Got it. Yeah. Thank you. Could you give an overview of how you use both just a traditional rack and graph rack, like a hybrid, in your workflow? Sure, sure. And sorry. One more question is, now with the new model cloud 4 coming out, do you think the fine tuning might be getting easier where it needs needed?
I'll take the first one. So Graph Rack, I think we've definitely seen better response quality with Graph Rack. Even more than that, though, I think for end user helpfulness, getting personalized answer is the key piece, I would say. Graph Rack definitely outperforms regular Rack. And what even more outperforms is personalizing the answers?

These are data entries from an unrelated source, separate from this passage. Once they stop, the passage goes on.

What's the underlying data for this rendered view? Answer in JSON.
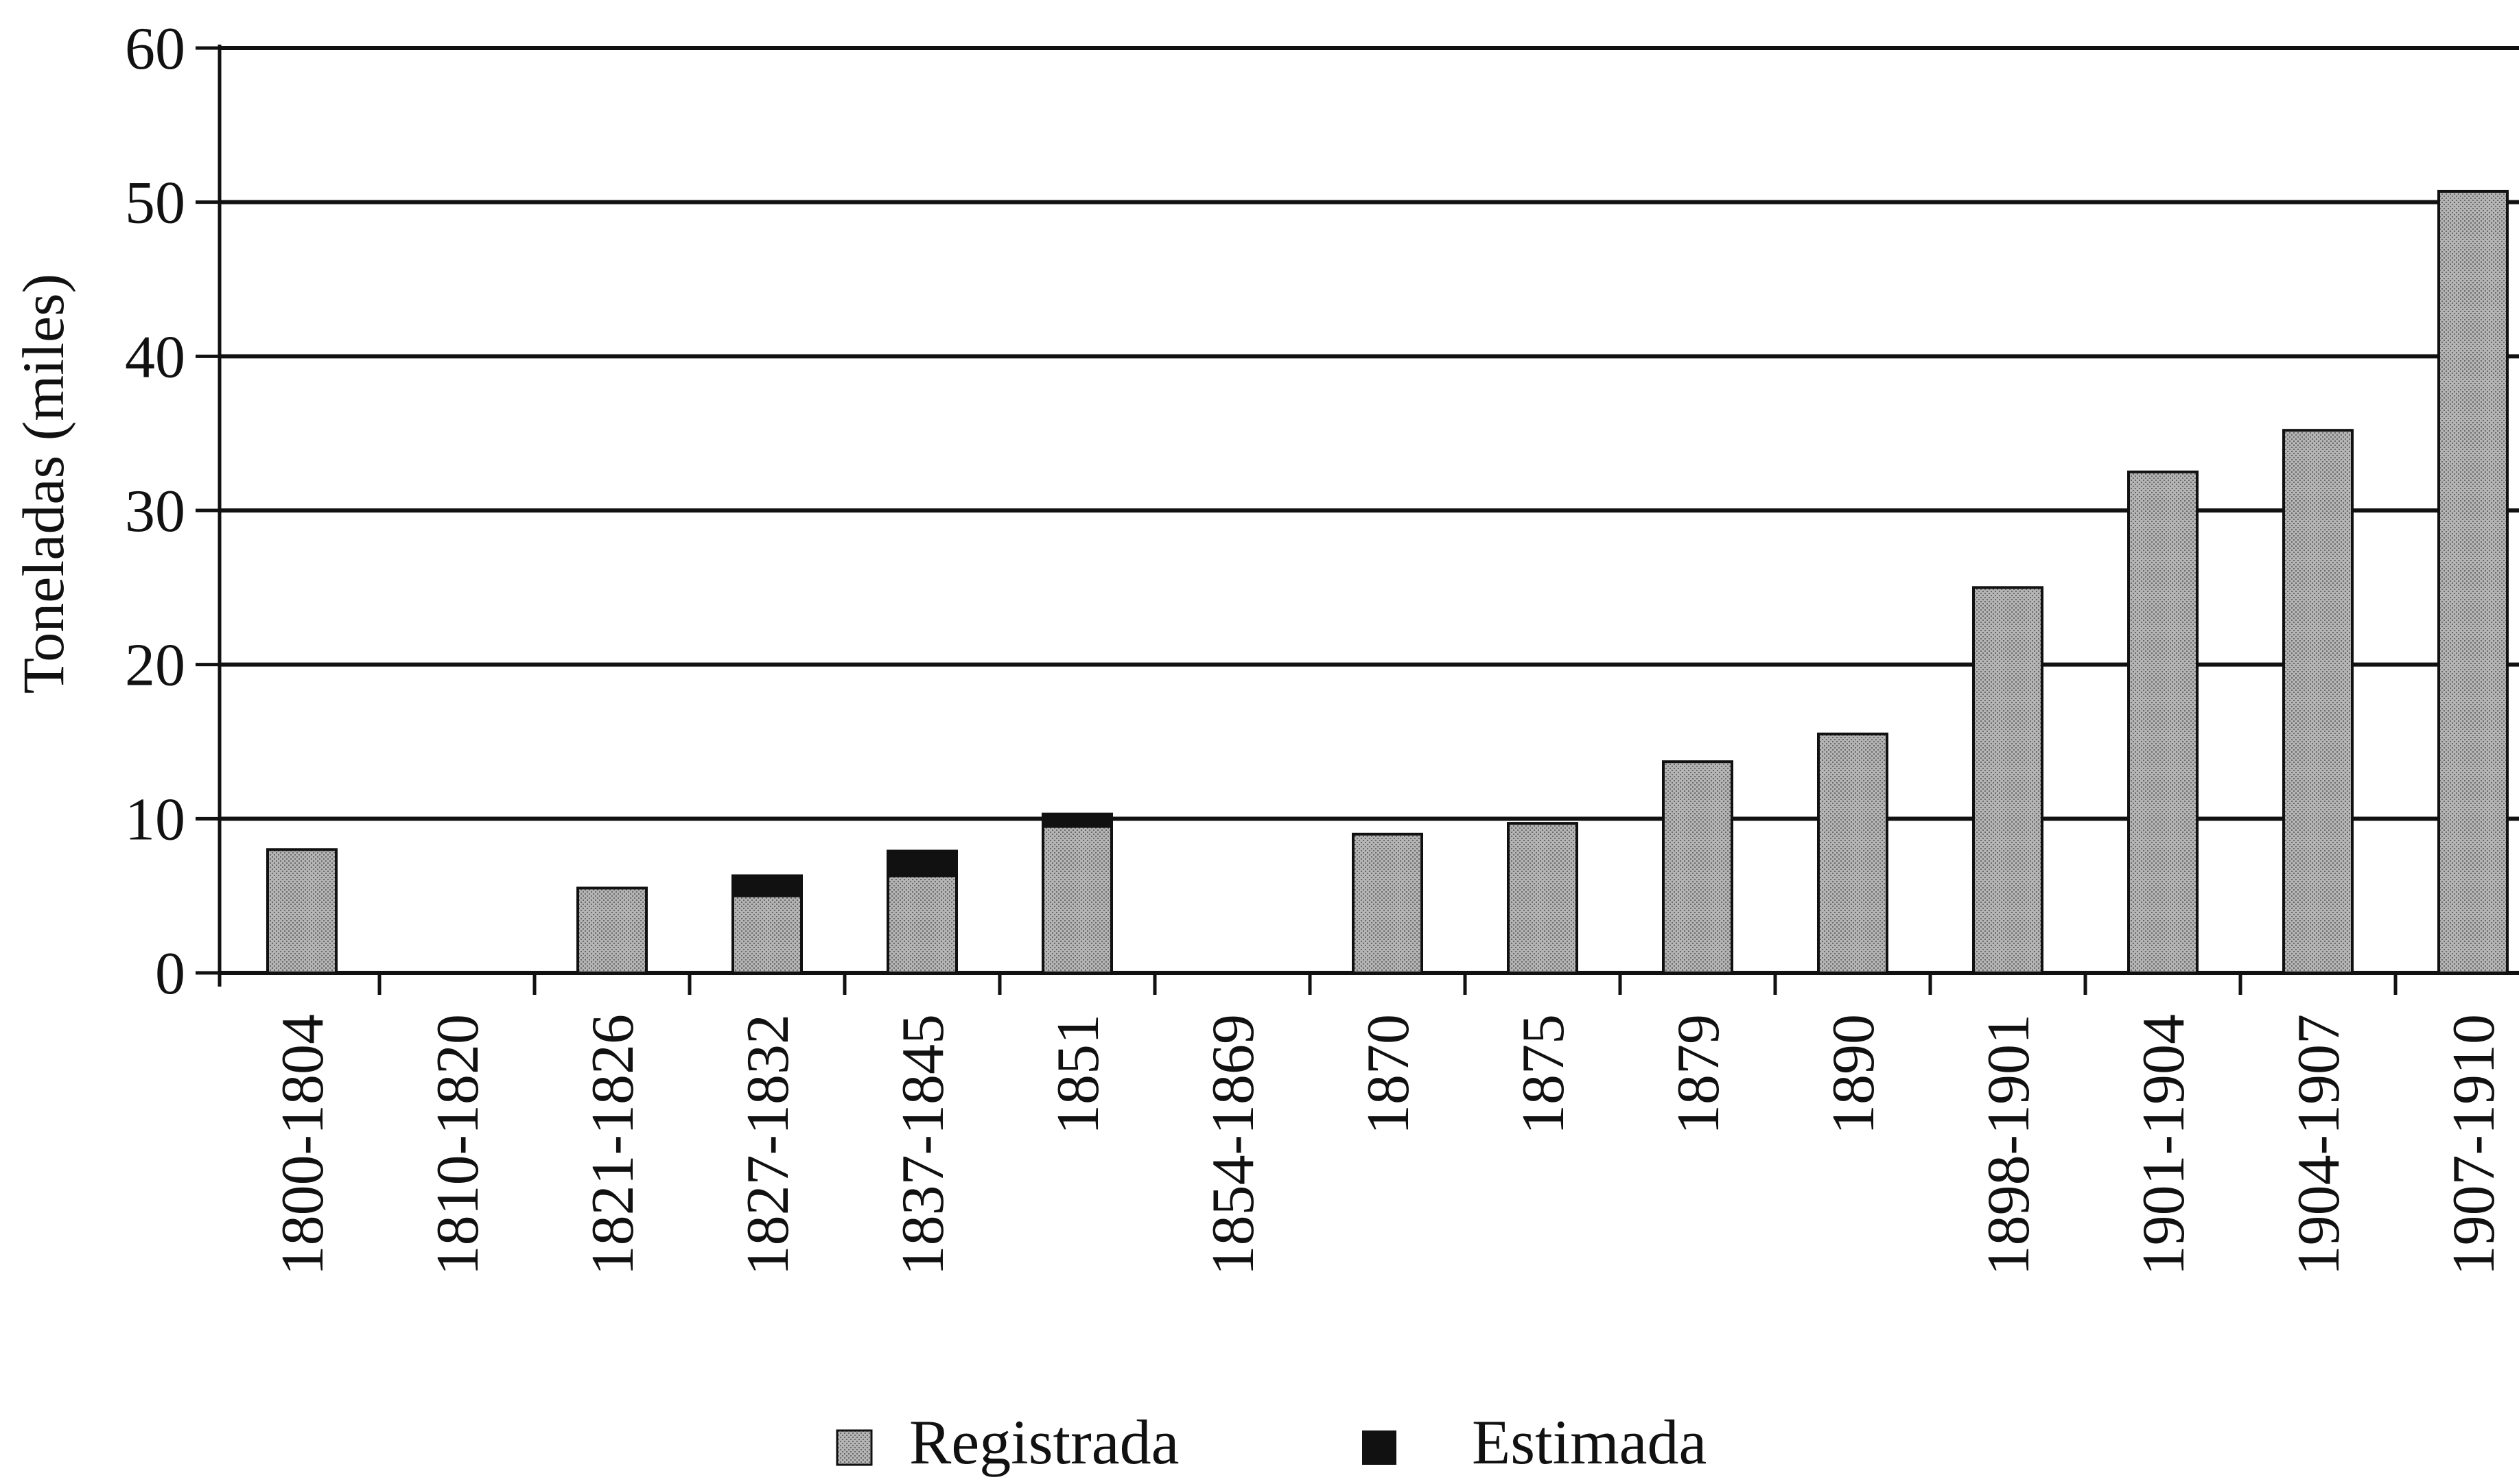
{
  "chart_data": {
    "type": "bar",
    "stacked": true,
    "title": "",
    "xlabel": "",
    "ylabel": "Toneladas (miles)",
    "ylim": [
      0,
      60
    ],
    "yticks": [
      "0",
      "10",
      "20",
      "30",
      "40",
      "50",
      "60"
    ],
    "grid": true,
    "legend_position": "bottom-center",
    "categories": [
      "1800-1804",
      "1810-1820",
      "1821-1826",
      "1827-1832",
      "1837-1845",
      "1851",
      "1854-1869",
      "1870",
      "1875",
      "1879",
      "1890",
      "1898-1901",
      "1901-1904",
      "1904-1907",
      "1907-1910"
    ],
    "series": [
      {
        "name": "Registrada",
        "color": "#a8a8a8",
        "values": [
          8.0,
          0,
          5.5,
          5.0,
          6.3,
          9.5,
          0,
          9.0,
          9.7,
          13.7,
          15.5,
          25.0,
          32.5,
          35.2,
          50.7
        ]
      },
      {
        "name": "Estimada",
        "color": "#111111",
        "values": [
          0,
          0,
          0,
          1.3,
          1.6,
          0.8,
          0,
          0,
          0,
          0,
          0,
          0,
          0,
          0,
          0
        ]
      }
    ]
  }
}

And to your second question, we are constantly evaluating the models. This is really the time that April is just behind us. We are trying to look at what new things we can do. We also have some in-house models that Intuit trains and develops. So we are constantly evaluating, and I don't have an answer now what we'll do for the next tax year, but yes, we keep working on that.
You mentioned you have different situations, tax situations, and you come up with an answer. So if I describe my situation, it's complicated and it comes up with an answer. Is that answer being generated using the LLM, or is it going back to the tax engine? And how do you explain how you came up with that answer?
And I assume there's going to be a lot of legal challenges to the wrong answers. Right, right, right, absolutely. I mean, Intuit focuses heavily on legal and privacy controls. So, the solution for this one, right, what we worked on here, this is specific, this is more of the static variety of questions.
So once again, what I was saying earlier, the inherent numbers are coming in from tax knowledge engine, and we have tax experts who actually crafted these prompts. So they are specifically tested for each piece that you see here. So, that's basically when we do the evals, we make sure it doesn't happen what you're suggesting.
Okay, great. Thank you. Thank you so much. What a great talk. Thank you.